When DJ/composer Mason Bates was named to 7x7's 2012 Hot 30, he was having a big year: The composer-in-residence at the San Francisco Symphony had just premiered his electronic orchestral work Mass Transmission at Davies Hall, and another of his works, Alternative Energy, was opening the season at Carnegie Hall. Now, Bates is once again making headlines in the music world with a new album dropping March 11.
Mason Bates: Works for Orchestra is a partnership between the T-shirted DJ and his more formal longtime collaborator, SF Symphony music director Michael Tilson Thomas. Due for release from the orchestra’s Grammy Award–winning label San Francisco Symphony Media, the recording will include Bates' three largest electro-acoustic orchestral works to date: B-Sides (2009), Liquid Interface (2007), and Alternative Energy (2011).
(Mason Bates, Courtesy of View From Here)
If you aren't familair with Bates' insanely innovative work, just try to imagine the collision of classical music with the rhythms of the digital age—like an electronic dance party on the floor at Davies Hall, or MTT behind the turntables of a Molly-fueled rave.
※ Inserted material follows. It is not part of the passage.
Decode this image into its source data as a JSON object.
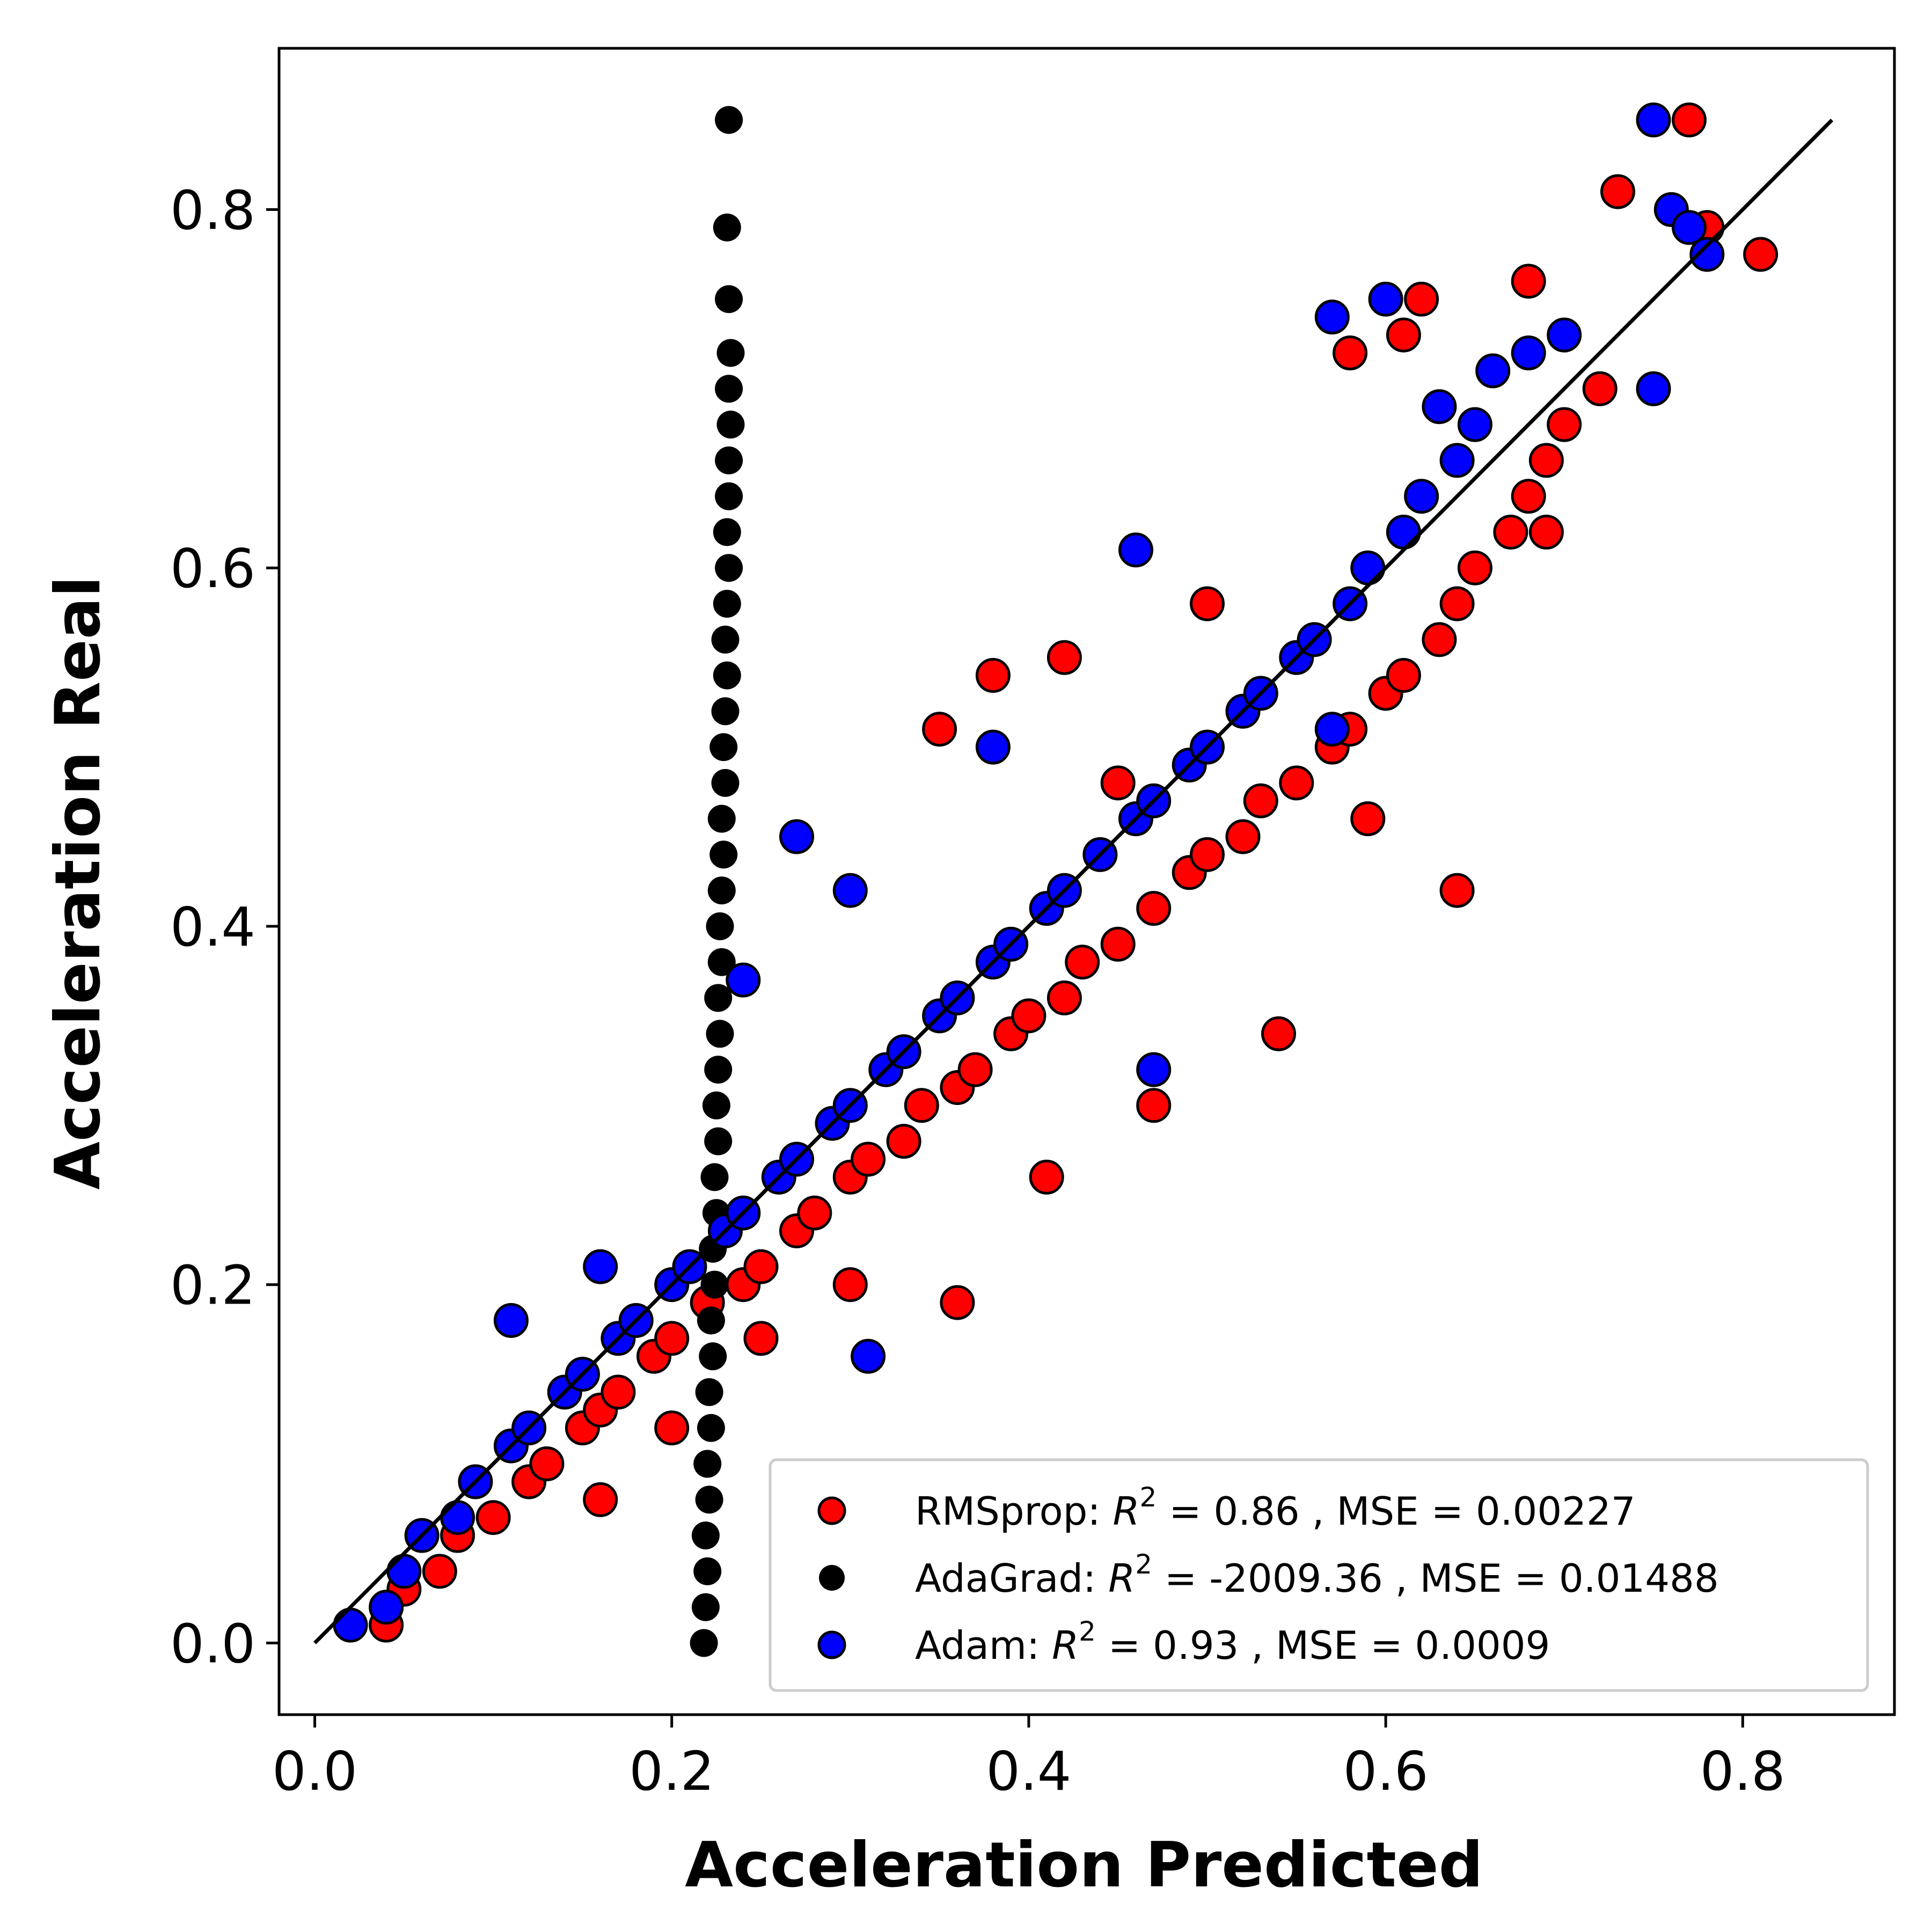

There are sounds of techno, drum ‘n’ bass, and field recordings—one moment you'll be exploring the glaciers of Antarctica, then you'll be floating in space the next. This dude is breaking boundaries, people.
(Michael Tilson Thomas and Mason Bates, Courtesy of Red Carpet SF)
"Mason has an enormous imagination for extending and creating another vocabulary of sound,” says Tilson Thomas, who's commissioned multiple works from Bates, including both The B-Sides and Mass Transmission. “It complements what he's doing with his notes and bass lines and melodies. He blends these two aspects together, and it's volatile and engaging."
Last year, Bates joined the Kennedy Center as composer-in-residence for the 2015-16 season, and he is currently writing his first opera—inspired by the life of Steve Jobs—commissioned by the Santa Fe Opera. In the meantime, look for Bates to debut another SF Symphony commission, Auditorium, at Davies Symphony Hall this April.
“During my years in the Bay Area, it has been quite a trip to migrate from a San Francisco Symphony audience member to contributing composer,” says Bates. ”The San Francisco Symphony continues to be my window into the limitless possibilities of an orchestra.”